Full entry: I4-CLI-Invocation.md
I5 — Agent Card
Publish a standardised, machine-readable description of an agent's identity, skills, endpoints, and authentication at the well-known URL /.well-known/agent-card.json, so other agents and orchestrators can discover and verify it without out-of-band configuration. The discovery layer that A2A delegation (I6) reads before invoking. Modelled on IETF RFC 8615 (the /.well-known/ URI convention) and analogous to DNS: identity resolution without per-relationship setup. Architecturally sound, ecosystem adoption still emerging through 2026.

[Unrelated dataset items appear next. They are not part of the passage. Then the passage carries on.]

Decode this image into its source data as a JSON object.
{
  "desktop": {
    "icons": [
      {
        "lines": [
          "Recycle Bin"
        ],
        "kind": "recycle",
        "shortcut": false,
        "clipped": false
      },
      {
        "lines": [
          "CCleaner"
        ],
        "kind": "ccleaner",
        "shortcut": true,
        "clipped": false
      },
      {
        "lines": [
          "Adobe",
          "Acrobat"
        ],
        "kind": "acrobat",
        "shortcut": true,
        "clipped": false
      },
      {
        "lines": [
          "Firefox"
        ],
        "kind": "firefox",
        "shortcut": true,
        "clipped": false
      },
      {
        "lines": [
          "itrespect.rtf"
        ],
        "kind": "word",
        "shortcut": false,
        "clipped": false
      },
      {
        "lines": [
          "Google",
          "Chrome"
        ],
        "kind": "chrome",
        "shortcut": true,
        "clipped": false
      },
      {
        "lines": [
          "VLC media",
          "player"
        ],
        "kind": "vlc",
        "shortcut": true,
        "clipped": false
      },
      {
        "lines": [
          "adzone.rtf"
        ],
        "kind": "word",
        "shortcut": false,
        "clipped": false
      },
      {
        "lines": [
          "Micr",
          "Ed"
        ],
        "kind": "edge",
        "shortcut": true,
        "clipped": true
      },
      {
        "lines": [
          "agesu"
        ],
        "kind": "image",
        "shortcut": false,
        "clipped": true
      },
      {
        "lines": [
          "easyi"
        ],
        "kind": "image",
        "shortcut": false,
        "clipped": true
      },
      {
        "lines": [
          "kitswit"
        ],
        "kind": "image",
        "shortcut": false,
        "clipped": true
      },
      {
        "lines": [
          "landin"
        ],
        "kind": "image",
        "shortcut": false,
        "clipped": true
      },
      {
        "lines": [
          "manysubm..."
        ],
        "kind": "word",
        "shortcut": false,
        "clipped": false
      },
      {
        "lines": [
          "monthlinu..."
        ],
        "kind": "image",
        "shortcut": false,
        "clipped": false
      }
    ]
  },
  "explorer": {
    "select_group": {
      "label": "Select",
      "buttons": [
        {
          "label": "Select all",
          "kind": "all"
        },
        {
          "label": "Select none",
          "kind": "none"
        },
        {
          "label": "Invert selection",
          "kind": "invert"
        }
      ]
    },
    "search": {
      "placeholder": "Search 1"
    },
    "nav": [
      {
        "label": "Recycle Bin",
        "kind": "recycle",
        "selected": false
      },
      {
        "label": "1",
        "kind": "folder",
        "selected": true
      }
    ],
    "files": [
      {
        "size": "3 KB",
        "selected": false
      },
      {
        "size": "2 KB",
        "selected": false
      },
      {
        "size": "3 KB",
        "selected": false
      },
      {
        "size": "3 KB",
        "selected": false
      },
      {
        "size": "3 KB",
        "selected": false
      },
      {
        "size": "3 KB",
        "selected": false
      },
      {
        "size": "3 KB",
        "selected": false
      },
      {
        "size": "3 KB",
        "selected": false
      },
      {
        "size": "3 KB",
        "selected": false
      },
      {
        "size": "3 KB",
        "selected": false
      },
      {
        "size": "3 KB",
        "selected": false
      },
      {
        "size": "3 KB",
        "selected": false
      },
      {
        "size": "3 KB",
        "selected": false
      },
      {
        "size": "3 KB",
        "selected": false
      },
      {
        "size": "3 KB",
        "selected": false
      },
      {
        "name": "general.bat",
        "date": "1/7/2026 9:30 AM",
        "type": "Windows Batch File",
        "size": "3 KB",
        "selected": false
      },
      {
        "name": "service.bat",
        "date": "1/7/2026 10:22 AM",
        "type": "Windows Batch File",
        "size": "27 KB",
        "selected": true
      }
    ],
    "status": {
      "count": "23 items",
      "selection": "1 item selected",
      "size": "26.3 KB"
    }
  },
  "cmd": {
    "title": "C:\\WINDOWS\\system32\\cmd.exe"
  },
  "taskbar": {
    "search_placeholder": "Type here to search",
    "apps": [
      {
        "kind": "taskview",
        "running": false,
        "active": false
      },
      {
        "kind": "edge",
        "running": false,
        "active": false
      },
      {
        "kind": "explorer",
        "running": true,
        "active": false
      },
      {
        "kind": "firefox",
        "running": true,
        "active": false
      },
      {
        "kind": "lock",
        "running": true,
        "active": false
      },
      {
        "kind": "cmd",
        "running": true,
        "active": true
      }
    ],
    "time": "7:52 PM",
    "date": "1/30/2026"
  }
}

Full entry: I5-Agent-Card.md
I6 — A2A Delegation
Delegate a task from one agent to another across a system, vendor, or organisational boundary using the unified A2A wire protocol — task submission, streaming status updates (SSE or polling), structured result, defined cancellation semantics. A2A was announced by Google in April 2025 and donated to the Linux Foundation in June 2025; the IBM/Red Hat ACP variant merged into A2A under the LF in August/September 2025, so A2A is now the single live standard and ACP is a historical-only variant. The decentralised W3C-DID alternative (ANP) targets open agent networks where no central authority should mediate trust.
Full entry: I6-A2A-Delegation.md
Notes on naming and provenance
- Agent Card path. The current canonical well-known URL is
/.well-known/agent-card.json. Older A2A drafts used/.well-known/agent.json; that path is deprecated and should not be relied upon in new implementations. - AAIF. "AAIF" in this category always refers to the Linux Foundation's Agentic AI Foundation — the LF directed fund that anchors MCP, AGENTS.md, and Goose, with A2A as a sibling LF project under the same umbrella. It is not the "Agentic AI Interoperability Framework" — that expansion appeared in some 2025 drafts and is incorrect.
- ACP $\to$ A2A. The IBM/Red Hat Agent Communication Protocol was a competing variant in early 2025; it merged into A2A under the Linux Foundation in August/September 2025. New deployments target A2A; ACP is listed only for historical context.
Common integration anti-patterns: MCP-first without cost analysis, shell=True with LLM output, I2 overloading past V13, undiscovered agent dependencies, delegate-and-forget. The defining cost tension of the category — I3 $\leftrightarrow$ V13 — is Appendix A (Conflicts) CRITICAL 6.